Fourie, 27 in November, has long hungered to ride outside his native South Africa but took the advice of seven-time Hong Kong champion Marcus when the first chance came.
"I learned a lot from Mr Marcus when he trained in South Africa. I rode for him quite a bit and we very successful. One season I rode 68 winners for him and it was one of his big seasons before he went to Singapore," Fourie said yesterday as he met the media over breakfast at Sha Tin. "But when the opportunity came early last year to go to Singapore, he said I was still young and he felt I needed to grow more.

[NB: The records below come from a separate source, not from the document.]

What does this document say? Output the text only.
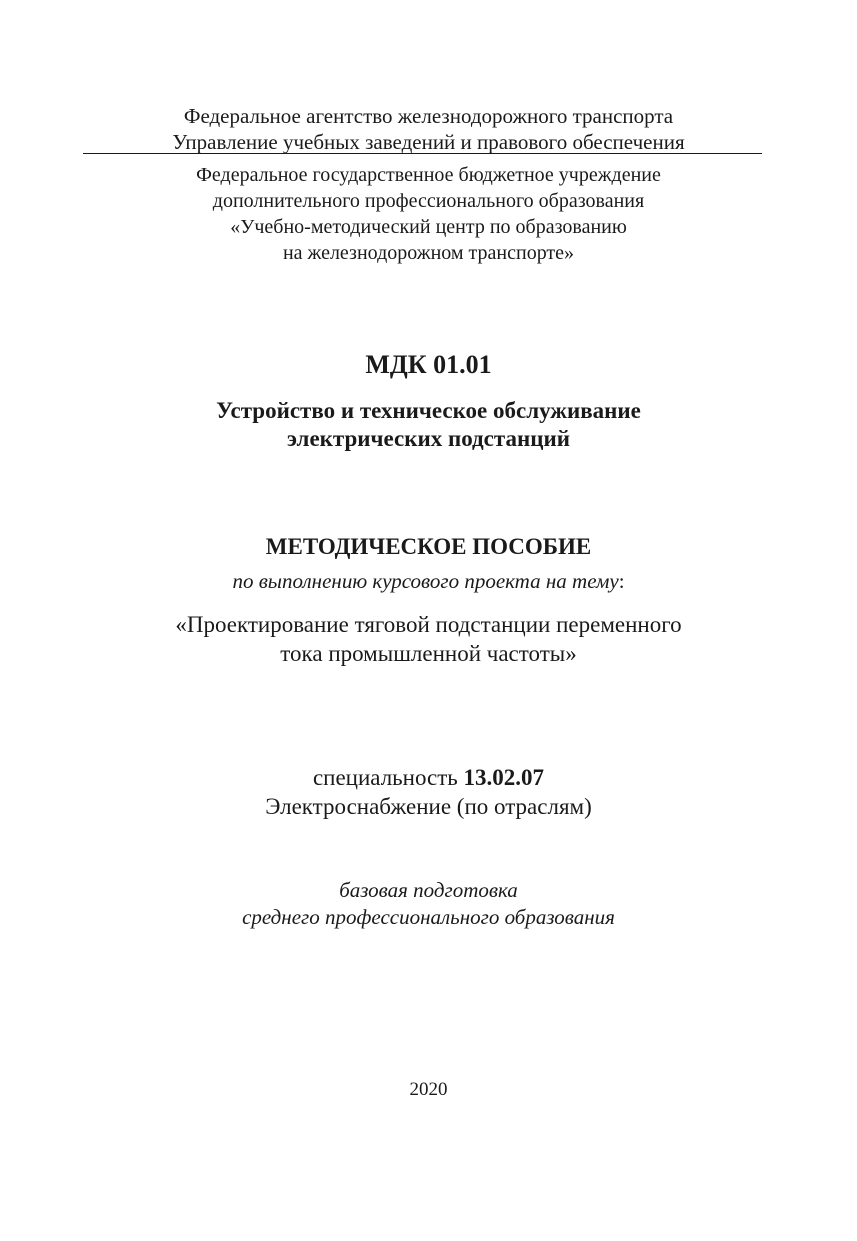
Федеральное агентство железнодорожного транспорта

Управление учебных заведений и правового обеспечения

Федеральное государственное бюджетное учреждение

дополнительного профессионального образования

«Учебно-методический центр по образованию

на железнодорожном транспорте»

МДК 01.01

Устройство и техническое обслуживание

электрических подстанций

МЕТОДИЧЕСКОЕ ПОСОБИЕ

по выполнению курсового проекта на тему:

«Проектирование тяговой подстанции переменного

тока промышленной частоты»

специальность 13.02.07

Электроснабжение (по отраслям)

базовая подготовка

среднего профессионального образования

2020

I agreed it was the right thing to do so I stayed home to get more experience."
It wasn't the first time Fourie's overseas dreams had been thwarted, though chief steward Kim Kelly said yesterday was the first time he had known the circumstances.
"The club actually attempted to contact Richard a few years ago about riding here, through a third party," Kelly said. "That third party told us Richard said he wasn't ready and, from our viewpoint, we don't want riders here without feeling they are ready to give a 100 per cent commitment, so we backed off until now. But Richard told me this morning that he was never even told we had made that approach."
Yet Hong Kong, a wonderful hunting ground for South Africans, led by the likes of Marcus and Douglas Whyte, has always been a target for Fourie.
"When I started as an apprentice, Douglas Whyte was the spokesperson that particular year at the academy," he recalls. "When you first join, they ask what you want to become. Most say they want to be a champion jockey and that's fair enough, everybody wants to be champion, but to be a champion overseas I think is a much bigger achievement and after I heard Douglas speak, I said to myself I want to be here somewhere."
Fourie credits Marcus with much of his development and it was only natural he would be back at the master's feet when the time was right for him to take his chance here.
"I was lucky to start riding for him soon after I moved to Cape Town. He was a hard man but he taught me how to read races, to weigh up the opposition - jockeys as well as horses - and how to communicate with people, especially those in the racing game," he once said in 2011, and yesterday he touched on the advice Marcus had given him more recently.
"He talked to me about the racing, the tracks - he said Happy Valley is very technical, but Sha Tin quite straightforward - and he impressed on me that I shouldn't be shy to ask questions and ask trainers for rides. He told me how competitive it is, to do my homework and if it doesn't go my way to just keep working, keep pushing and it will change."
"I don't know if it's more pressure for us because South African jockeys have done so well but, when you come, you're certainly aware of Douglas Whyte and what a dominant record he has - any jockey would think that wherever they come from. But my light riding weight must be an advantage. I'm going to enjoy every moment."